Teil 3 meiner Gedanken zur zweiten Schwangerschaft. Jetzt dreht es sich um die Vorbereitung auf die Geburt...

Was ich dieses Mal sehr genieße – und ich glaube ähnlich ging es mir letztes Mal auch – ist die große innere Ruhe, die über allem liegt. Bei Nr. 1 führte mich diese zu einer großen inneren Gelassenheit für die Geburt. Ich hatte vollstes Vertrauen, dass alles gut laufen würde und mein Körper das schon machen würde.

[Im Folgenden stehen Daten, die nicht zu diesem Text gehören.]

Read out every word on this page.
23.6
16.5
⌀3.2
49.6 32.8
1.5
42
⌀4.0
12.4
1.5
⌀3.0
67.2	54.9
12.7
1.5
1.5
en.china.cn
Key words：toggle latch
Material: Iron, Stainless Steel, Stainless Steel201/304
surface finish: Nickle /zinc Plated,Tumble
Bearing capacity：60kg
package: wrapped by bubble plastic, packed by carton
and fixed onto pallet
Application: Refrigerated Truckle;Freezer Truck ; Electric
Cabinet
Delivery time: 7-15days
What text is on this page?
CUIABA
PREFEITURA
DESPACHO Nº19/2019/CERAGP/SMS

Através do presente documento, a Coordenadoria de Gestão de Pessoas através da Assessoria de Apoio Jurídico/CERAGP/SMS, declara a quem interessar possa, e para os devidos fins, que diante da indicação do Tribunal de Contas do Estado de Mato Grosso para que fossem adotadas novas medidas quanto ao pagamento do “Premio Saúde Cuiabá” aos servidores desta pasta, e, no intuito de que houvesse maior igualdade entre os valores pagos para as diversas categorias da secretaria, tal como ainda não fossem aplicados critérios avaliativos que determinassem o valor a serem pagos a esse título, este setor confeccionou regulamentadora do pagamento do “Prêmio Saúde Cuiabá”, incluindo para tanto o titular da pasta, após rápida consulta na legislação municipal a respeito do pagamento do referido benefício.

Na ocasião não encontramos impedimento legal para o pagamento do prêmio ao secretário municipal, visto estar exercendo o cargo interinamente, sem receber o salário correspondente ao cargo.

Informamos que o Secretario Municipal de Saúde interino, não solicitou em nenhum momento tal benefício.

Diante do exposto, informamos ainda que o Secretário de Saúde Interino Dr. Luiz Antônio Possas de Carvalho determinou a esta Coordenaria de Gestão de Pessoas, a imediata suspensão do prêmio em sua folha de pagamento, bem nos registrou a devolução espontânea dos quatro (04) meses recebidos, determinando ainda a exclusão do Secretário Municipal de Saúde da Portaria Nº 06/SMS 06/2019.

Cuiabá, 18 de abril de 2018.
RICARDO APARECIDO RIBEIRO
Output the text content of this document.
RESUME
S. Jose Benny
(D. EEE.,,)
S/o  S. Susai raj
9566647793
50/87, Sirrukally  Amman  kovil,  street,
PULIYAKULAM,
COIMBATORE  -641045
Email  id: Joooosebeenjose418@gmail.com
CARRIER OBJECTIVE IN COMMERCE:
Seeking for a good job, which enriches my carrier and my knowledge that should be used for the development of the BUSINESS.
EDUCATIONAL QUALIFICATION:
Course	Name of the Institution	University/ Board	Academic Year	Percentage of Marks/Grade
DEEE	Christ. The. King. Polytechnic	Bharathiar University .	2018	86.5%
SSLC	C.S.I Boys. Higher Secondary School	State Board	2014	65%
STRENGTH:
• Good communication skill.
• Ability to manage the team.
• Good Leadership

Dahingegen bin ich nun deutlich desillusionierter, vielleicht auch einfach weniger naiv oder eben reflektierter.
Ich habe viel eher eine Vorstellung von dem, was passieren wird und passieren könnte. Auf der einen Seite macht mich das besorgt. Auf der anderen Seite gibt es mir Kraft. Ich weiß, was ich wirklich brauche, woher ich es bekommen kann und was man auch getrost weglassen kann. Das nimmt eine gehörige Portion Stress und Aufregung weg.

Dafür aber sehe ich der Geburt nicht ganz so gelassen ins Auge, wie beim letzten Mal.
Ganz konkret: Ich mache mir mehr Gedanken über kritische Eventualitäten und ich habe Angst davor, dass es genauso noch einmal kommt. (Beim Goldkind dauerte es von Wehe 1 bis zur Geburt zwar nur 13 Stunden, aber vier Stunden davon waren es Presswehen und ich am Ende meiner Kräfte (Kein KS, keine PDA). Als es schließlich vollbracht war, hatte ich unser Goldkind (65cm(!)*, 38KU, 4950g) in den Armen, aber ein riesen Loch im Damm. Ein DR III. Der wurde unter Vollnarkose direkt nach der Entbindung operiert. Da war also nix mit kuscheln, kennenlernen, Bonding, gemeinsam erholen... Das machte mich bis heute unheimlich traurig.)
Auf der anderen Seite sagen mir alle Mehrfachmamis, dass die zweite Geburt schneller geht, als die erste und viel unkomplizierter sei. Ist ja quasi schon alles vorgedehnt…Ich wünschte, ich könnte das glauben und darauf vertrauen…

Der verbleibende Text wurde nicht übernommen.